Pada hari kedua, peserta mendapatkan materi tentang membangun jaringan dan komunikasi yang baik. Materi dimulai pukul 08.30 WIB dan diikuti peserta dengan antusias. Pemateri Nurhudi, alumni Universitas Negeri Malang, menjelaskan pentingnya kemampuan komunikasi dalam membangun relasi dan jaringan.

“Sebagai makhluk sosial, manusia perlu membangun jaringan atau networking.
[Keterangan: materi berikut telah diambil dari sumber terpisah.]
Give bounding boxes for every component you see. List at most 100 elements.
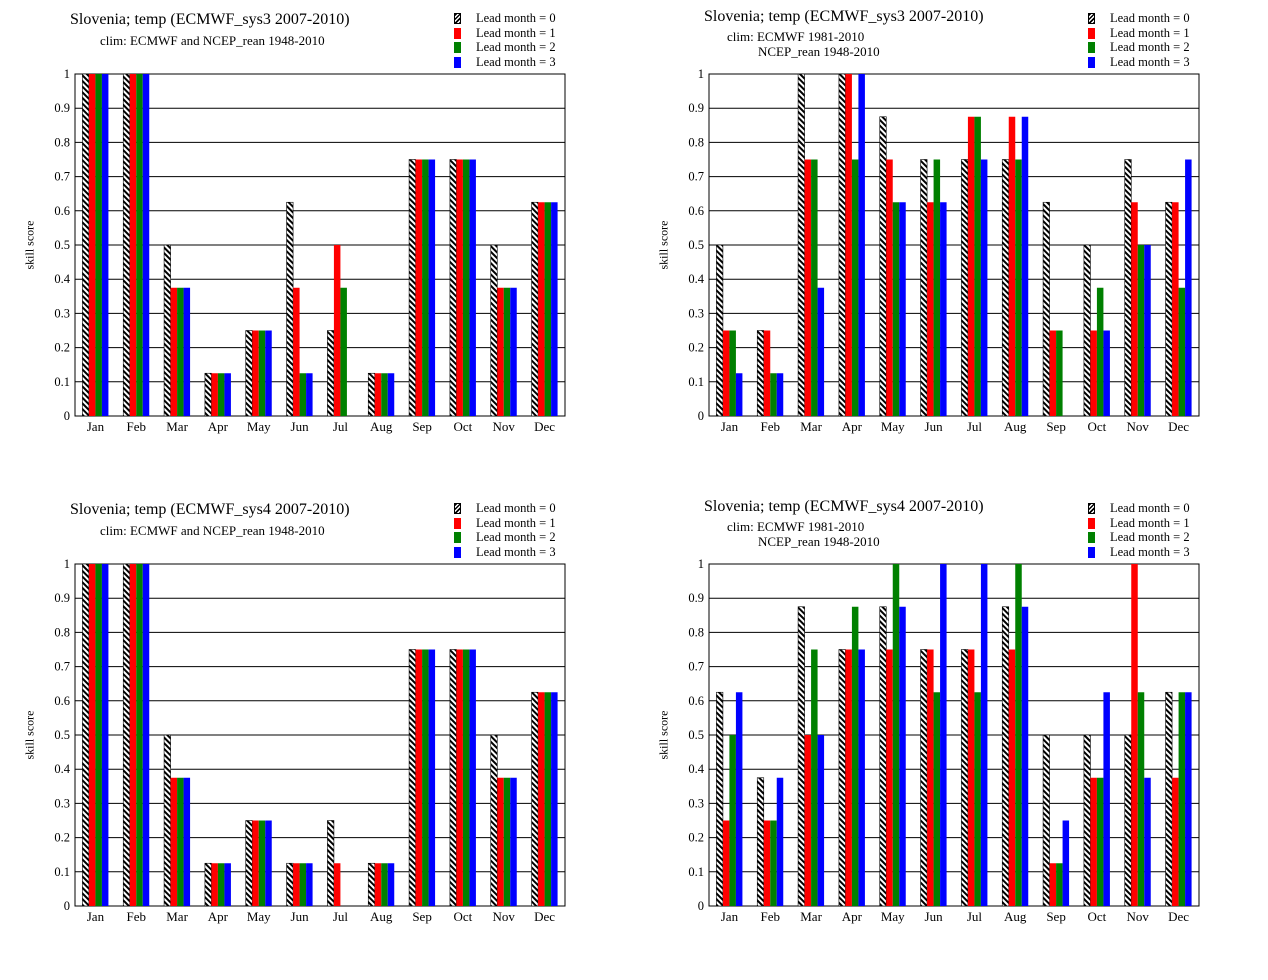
legend-item: Lead month = 1 xyxy=(1088,26,1190,41)
bar-lead2-sep xyxy=(422,159,429,416)
bar-lead2-may xyxy=(892,202,900,416)
bar-lead3-apr xyxy=(224,373,231,416)
x-tick-label: Apr xyxy=(842,909,863,924)
bar-lead2-aug xyxy=(381,373,388,416)
bar-lead0-dec xyxy=(531,201,539,417)
chart-subtitle: clim: ECMWF and NCEP_rean 1948-2010 xyxy=(100,523,325,538)
legend-swatch xyxy=(454,42,461,53)
bar-lead0-dec xyxy=(1165,201,1173,417)
bar-lead0-jan xyxy=(82,73,90,417)
x-tick-label: Aug xyxy=(370,909,393,924)
x-tick-label: Feb xyxy=(127,419,147,434)
bar-lead3-may xyxy=(899,202,906,416)
bar-lead1-jan xyxy=(722,820,730,906)
y-tick-label: 0.2 xyxy=(54,831,70,845)
y-tick-label: 0.8 xyxy=(54,135,70,149)
y-tick-label: 0.9 xyxy=(688,591,704,605)
bar-lead2-jan xyxy=(729,330,736,416)
legend-label: Lead month = 2 xyxy=(476,530,556,544)
bar-lead1-jun xyxy=(927,649,934,906)
bar-lead1-may xyxy=(886,649,893,906)
bar-lead1-aug xyxy=(374,373,382,416)
chart-subtitle: NCEP_rean 1948-2010 xyxy=(758,44,880,59)
bar-lead1-dec xyxy=(1172,202,1179,416)
bar-lead0-aug xyxy=(367,372,376,417)
legend-swatch xyxy=(1088,56,1095,68)
y-tick-label: 1 xyxy=(64,67,70,81)
bar-lead3-jul xyxy=(980,159,988,416)
y-tick-label: 0.8 xyxy=(688,135,704,149)
bar-lead0-jun xyxy=(920,649,928,907)
bar-lead2-may xyxy=(892,564,900,906)
y-tick-label: 0.7 xyxy=(688,170,704,184)
bar-lead1-oct xyxy=(1090,330,1097,416)
legend-swatch xyxy=(1088,503,1095,514)
x-tick-label: Jan xyxy=(87,419,105,434)
bar-lead3-dec xyxy=(551,202,558,416)
bar-lead0-feb xyxy=(756,777,765,907)
x-tick-label: Jun xyxy=(291,909,310,924)
y-tick-label: 0.8 xyxy=(54,625,70,639)
legend-item: Lead month = 2 xyxy=(454,530,556,545)
y-tick-label: 0.5 xyxy=(54,728,70,742)
bar-lead2-jul xyxy=(974,692,981,906)
bar-lead2-nov xyxy=(1137,245,1145,416)
bar-lead3-may xyxy=(265,820,272,906)
bar-lead2-mar xyxy=(811,159,818,416)
bar-lead1-sep xyxy=(1049,330,1057,416)
x-tick-label: Mar xyxy=(800,419,822,434)
legend-label: Lead month = 0 xyxy=(1110,501,1190,515)
x-tick-label: May xyxy=(881,909,905,924)
legend-swatch xyxy=(454,27,461,39)
y-tick-label: 0.6 xyxy=(688,204,704,218)
x-tick-label: May xyxy=(247,419,271,434)
bar-lead1-sep xyxy=(1049,863,1057,906)
bar-lead1-jun xyxy=(293,287,300,416)
chart-subtitle: NCEP_rean 1948-2010 xyxy=(758,534,880,549)
bar-lead1-apr xyxy=(211,373,218,416)
bar-lead1-jan xyxy=(88,74,96,416)
bar-lead2-nov xyxy=(1137,692,1145,906)
bar-lead2-oct xyxy=(462,159,470,416)
legend: Lead month = 0 Lead month = 1 Lead month =… xyxy=(1088,501,1190,559)
legend-label: Lead month = 3 xyxy=(1110,544,1190,559)
bar-lead2-oct xyxy=(1096,777,1104,906)
y-tick-label: 0.7 xyxy=(688,660,704,674)
bar-lead1-oct xyxy=(1090,777,1097,906)
legend-label: Lead month = 3 xyxy=(1110,54,1190,69)
bar-lead0-jun xyxy=(286,201,294,417)
legend-label: Lead month = 3 xyxy=(476,54,556,69)
x-tick-label: Nov xyxy=(1127,909,1150,924)
y-tick-label: 0.4 xyxy=(54,762,70,776)
y-tick-label: 0.8 xyxy=(688,625,704,639)
bar-lead2-aug xyxy=(1015,564,1022,906)
bar-lead0-sep xyxy=(1042,734,1050,907)
bar-lead0-apr xyxy=(838,73,846,417)
bar-lead1-jun xyxy=(293,863,300,906)
bar-lead3-mar xyxy=(183,777,191,906)
bar-lead2-jun xyxy=(299,373,307,416)
x-tick-label: Aug xyxy=(370,419,393,434)
bar-lead2-mar xyxy=(811,649,818,906)
bar-lead0-oct xyxy=(1083,244,1091,417)
x-tick-label: Sep xyxy=(1046,909,1066,924)
x-tick-label: Feb xyxy=(761,909,781,924)
y-tick-label: 0.5 xyxy=(54,238,70,252)
x-tick-label: Jul xyxy=(333,909,349,924)
bar-lead2-feb xyxy=(770,373,777,416)
bar-lead1-jul xyxy=(967,116,975,416)
bar-lead3-jan xyxy=(735,373,743,416)
bar-lead1-aug xyxy=(1008,116,1016,416)
bar-lead2-feb xyxy=(770,820,777,906)
bar-lead3-feb xyxy=(776,373,784,416)
x-tick-label: Apr xyxy=(208,419,229,434)
legend-item: Lead month = 1 xyxy=(454,26,556,41)
x-tick-label: Sep xyxy=(1046,419,1066,434)
bar-lead1-nov xyxy=(1131,564,1138,906)
bar-lead3-dec xyxy=(1185,159,1192,416)
bar-lead0-sep xyxy=(1042,201,1050,417)
bar-lead3-nov xyxy=(1144,245,1151,416)
x-tick-label: Mar xyxy=(166,909,188,924)
x-tick-label: May xyxy=(247,909,271,924)
bar-lead3-aug xyxy=(1021,606,1029,906)
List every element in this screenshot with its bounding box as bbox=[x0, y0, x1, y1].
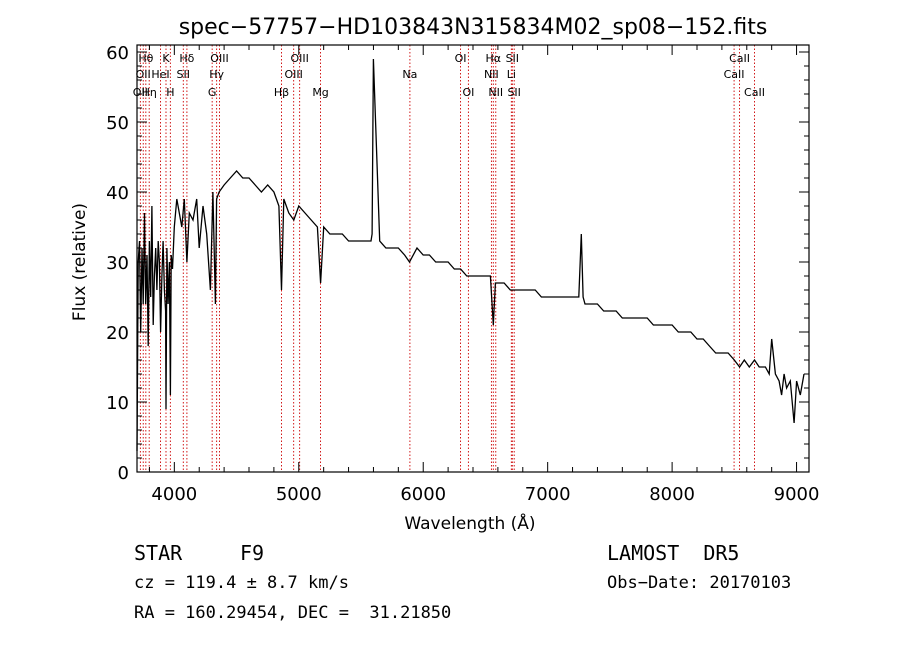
spectral-line-label-11: OIII bbox=[210, 52, 228, 65]
object-class-label: STAR bbox=[134, 541, 183, 565]
spectral-line-label-27: CaII bbox=[744, 86, 765, 99]
y-tick-label-3: 30 bbox=[106, 253, 129, 274]
spectral-line-label-4: HeI bbox=[151, 68, 169, 81]
spectral-line-label-12: Hβ bbox=[274, 86, 289, 99]
coordinates-label: RA = 160.29454, DEC = 31.21850 bbox=[134, 603, 452, 623]
subclass-label: F9 bbox=[240, 541, 265, 565]
plot-frame bbox=[136, 44, 810, 473]
spectral-line-label-18: OI bbox=[462, 86, 474, 99]
chart-title: spec−57757−HD103843N315834M02_sp08−152.f… bbox=[179, 15, 768, 40]
spectral-line-label-19: NII bbox=[484, 68, 499, 81]
obs-date-label: Obs−Date: 20170103 bbox=[607, 573, 792, 593]
survey-label: LAMOST DR5 bbox=[607, 541, 740, 565]
spectral-line-label-3: Hη bbox=[142, 86, 157, 99]
y-tick-label-1: 10 bbox=[106, 393, 129, 414]
x-tick-label-3: 7000 bbox=[525, 484, 571, 505]
x-tick-label-0: 4000 bbox=[151, 484, 197, 505]
axis-tick-labels: 4000 5000 6000 7000 8000 9000 0 10 20 30 40 50 60 bbox=[106, 43, 819, 505]
spectral-line-label-7: SII bbox=[177, 68, 190, 81]
spectral-line-label-13: OIII bbox=[284, 68, 302, 81]
spectral-line-label-20: Hα bbox=[486, 52, 502, 65]
spectral-line-label-24: SII bbox=[507, 86, 520, 99]
x-tick-label-4: 8000 bbox=[649, 484, 695, 505]
axis-ticks bbox=[137, 45, 809, 473]
x-tick-label-5: 9000 bbox=[774, 484, 820, 505]
spectral-line-label-9: G bbox=[208, 86, 217, 99]
spectrum-series-line bbox=[136, 58, 805, 452]
y-tick-label-0: 0 bbox=[118, 463, 129, 484]
spectral-line-label-10: Hγ bbox=[209, 68, 224, 81]
spectral-line-label-23: SII bbox=[506, 52, 519, 65]
spectral-line-label-8: Hδ bbox=[179, 52, 194, 65]
redshift-label: cz = 119.4 ± 8.7 km/s bbox=[134, 573, 349, 593]
spectral-line-label-1: OII bbox=[136, 68, 151, 81]
spectral-line-markers bbox=[139, 45, 755, 472]
y-tick-label-4: 40 bbox=[106, 183, 129, 204]
spectral-line-label-17: OI bbox=[455, 52, 467, 65]
spectral-line-label-25: CaII bbox=[724, 68, 745, 81]
x-axis-label: Wavelength (Å) bbox=[404, 512, 535, 534]
x-tick-label-2: 6000 bbox=[400, 484, 446, 505]
y-tick-label-5: 50 bbox=[106, 113, 129, 134]
spectral-line-labels: OIIOIIHθHηHeIKHSIIHδGHγOIIIHβOIIIOIIIMgN… bbox=[133, 52, 765, 99]
spectral-line-label-5: K bbox=[162, 52, 170, 65]
spectral-line-label-14: OIII bbox=[290, 52, 308, 65]
x-tick-label-1: 5000 bbox=[276, 484, 322, 505]
y-tick-label-2: 20 bbox=[106, 323, 129, 344]
spectral-line-label-16: Na bbox=[402, 68, 417, 81]
spectral-line-label-2: Hθ bbox=[138, 52, 153, 65]
spectral-line-label-21: NII bbox=[488, 86, 503, 99]
spectral-line-label-15: Mg bbox=[312, 86, 328, 99]
spectral-line-label-22: Li bbox=[507, 68, 516, 81]
y-tick-label-6: 60 bbox=[106, 43, 129, 64]
spectral-line-label-6: H bbox=[166, 86, 174, 99]
spectral-line-label-26: CaII bbox=[729, 52, 750, 65]
y-axis-label: Flux (relative) bbox=[70, 203, 90, 321]
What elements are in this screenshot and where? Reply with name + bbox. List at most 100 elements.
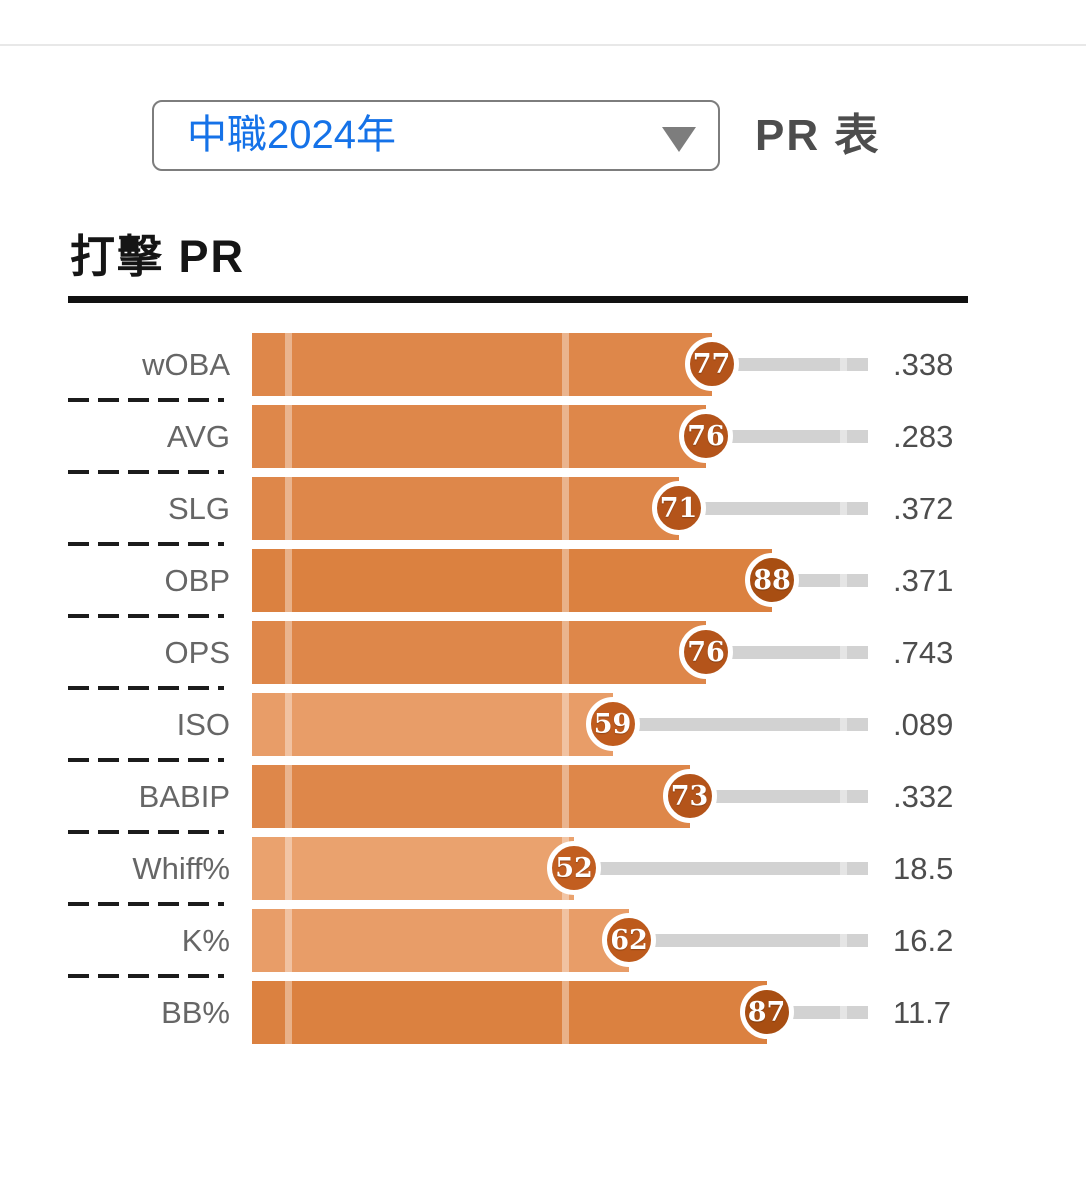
bar-area: 71: [252, 477, 868, 540]
pr-table-label: PR 表: [755, 111, 881, 160]
pr-bar: [252, 693, 613, 756]
chart-row: AVG 76 .283: [0, 398, 1086, 468]
pr-value: 76: [687, 636, 725, 668]
stat-value: .371: [893, 563, 954, 598]
stat-label: SLG: [167, 491, 230, 526]
title-rule: [68, 296, 968, 303]
row-separator: [68, 398, 224, 402]
bar-gridline-50: [562, 909, 569, 972]
season-dropdown[interactable]: 中職2024年: [152, 100, 720, 171]
bar-gridline-50: [562, 477, 569, 540]
pr-badge: 76: [679, 409, 733, 463]
pr-bar: [252, 837, 574, 900]
bar-gridline-0: [285, 765, 292, 828]
row-separator: [68, 542, 224, 546]
stat-value: .743: [893, 635, 954, 670]
pr-badge: 88: [745, 553, 799, 607]
pr-badge: 52: [547, 841, 601, 895]
bar-area: 76: [252, 405, 868, 468]
pr-badge: 76: [679, 625, 733, 679]
pr-bar: [252, 549, 772, 612]
pr-value: 52: [555, 852, 593, 884]
bar-area: 59: [252, 693, 868, 756]
bar-gridline-0: [285, 405, 292, 468]
pr-value: 71: [659, 492, 698, 524]
stat-label: BB%: [161, 995, 230, 1030]
bar-area: 76: [252, 621, 868, 684]
bar-gridline-50: [562, 765, 569, 828]
pr-value: 59: [593, 708, 632, 740]
row-separator: [68, 758, 224, 762]
stat-label: K%: [181, 923, 230, 958]
stat-label: AVG: [166, 419, 230, 454]
stat-label: OBP: [164, 563, 230, 598]
bar-area: 87: [252, 981, 868, 1044]
track-gridline-100: [840, 862, 847, 875]
row-separator: [68, 470, 224, 474]
bar-gridline-50: [562, 405, 569, 468]
bar-gridline-50: [562, 549, 569, 612]
chart-row: Whiff% 52 18.5: [0, 830, 1086, 900]
pr-bar: [252, 765, 690, 828]
pr-value: 73: [670, 780, 709, 812]
bar-area: 88: [252, 549, 868, 612]
pr-badge: 62: [602, 913, 656, 967]
stat-value: 18.5: [893, 851, 954, 886]
stat-label: OPS: [164, 635, 230, 670]
chart-row: BABIP 73 .332: [0, 758, 1086, 828]
bar-area: 62: [252, 909, 868, 972]
pr-value: 88: [753, 564, 791, 596]
track-gridline-100: [840, 430, 847, 443]
bar-gridline-50: [562, 981, 569, 1044]
bar-gridline-0: [285, 477, 292, 540]
chart-row: BB% 87 11.7: [0, 974, 1086, 1044]
track-gridline-100: [840, 358, 847, 371]
track-gridline-100: [840, 718, 847, 731]
bar-gridline-0: [285, 909, 292, 972]
stat-label: wOBA: [142, 347, 230, 382]
bar-area: 77: [252, 333, 868, 396]
stat-label: Whiff%: [132, 851, 230, 886]
pr-bar: [252, 333, 712, 396]
stat-value: 16.2: [893, 923, 954, 958]
pr-badge: 87: [739, 985, 794, 1039]
chart-row: SLG 71 .372: [0, 470, 1086, 540]
stat-value: .332: [893, 779, 954, 814]
track-gridline-100: [840, 646, 847, 659]
row-separator: [68, 974, 224, 978]
stat-label: ISO: [176, 707, 230, 742]
bar-area: 73: [252, 765, 868, 828]
stat-value: 11.7: [893, 995, 952, 1030]
pr-badge: 77: [684, 337, 739, 391]
track-gridline-100: [840, 574, 847, 587]
bar-gridline-50: [562, 621, 569, 684]
bar-gridline-0: [285, 693, 292, 756]
chart-row: ISO 59 .089: [0, 686, 1086, 756]
bar-gridline-0: [285, 621, 292, 684]
row-separator: [68, 614, 224, 618]
pr-value: 76: [687, 420, 725, 452]
bar-gridline-50: [562, 333, 569, 396]
pr-value: 77: [692, 348, 731, 380]
pr-bar: [252, 405, 706, 468]
bar-area: 52: [252, 837, 868, 900]
pr-badge: 59: [585, 697, 640, 751]
stat-value: .089: [893, 707, 954, 742]
stat-value: .372: [893, 491, 954, 526]
bar-gridline-0: [285, 333, 292, 396]
row-separator: [68, 830, 224, 834]
chart-row: OBP 88 .371: [0, 542, 1086, 612]
track-gridline-100: [840, 790, 847, 803]
pr-bar: [252, 909, 629, 972]
track-gridline-100: [840, 934, 847, 947]
pr-bar: [252, 621, 706, 684]
chart-row: wOBA 77 .338: [0, 333, 1086, 396]
pr-value: 87: [747, 996, 786, 1028]
pr-value: 62: [610, 924, 648, 956]
header-divider: [0, 44, 1086, 46]
chevron-down-icon: [662, 127, 696, 152]
pr-badge: 73: [662, 769, 717, 823]
bar-gridline-50: [562, 693, 569, 756]
season-dropdown-value: 中職2024年: [187, 113, 396, 157]
stat-value: .338: [893, 347, 954, 382]
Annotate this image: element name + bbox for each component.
Untuk itu, diperlukan kemampuan komunikasi yang baik, baik secara verbal maupun nonverbal. Banyak konflik terjadi akibat miskomunikasi karena kurangnya pemahaman terhadap apa yang disampaikan pihak lain,” paparnya. Dalam sesi ini, para siswa juga aktif mengajukan pertanyaan terkait materi yang disampaikan.

Rangkaian LDKS ditutup secara resmi pada Kamis (15/1/2026) siang oleh Kepala MANU Petung. Dalam pesan penutupnya, Kepala MANU Petung berharap para peserta mampu mengimplementasikan nilai-nilai kepemimpinan yang telah diperoleh, tidak hanya dalam organisasi, tetapi juga dalam kehidupan sehari-hari. Ia juga menyampaikan apresiasi dan terima kasih kepada panitia, pembina, serta dewan guru yang telah mendukung suksesnya kegiatan tersebut.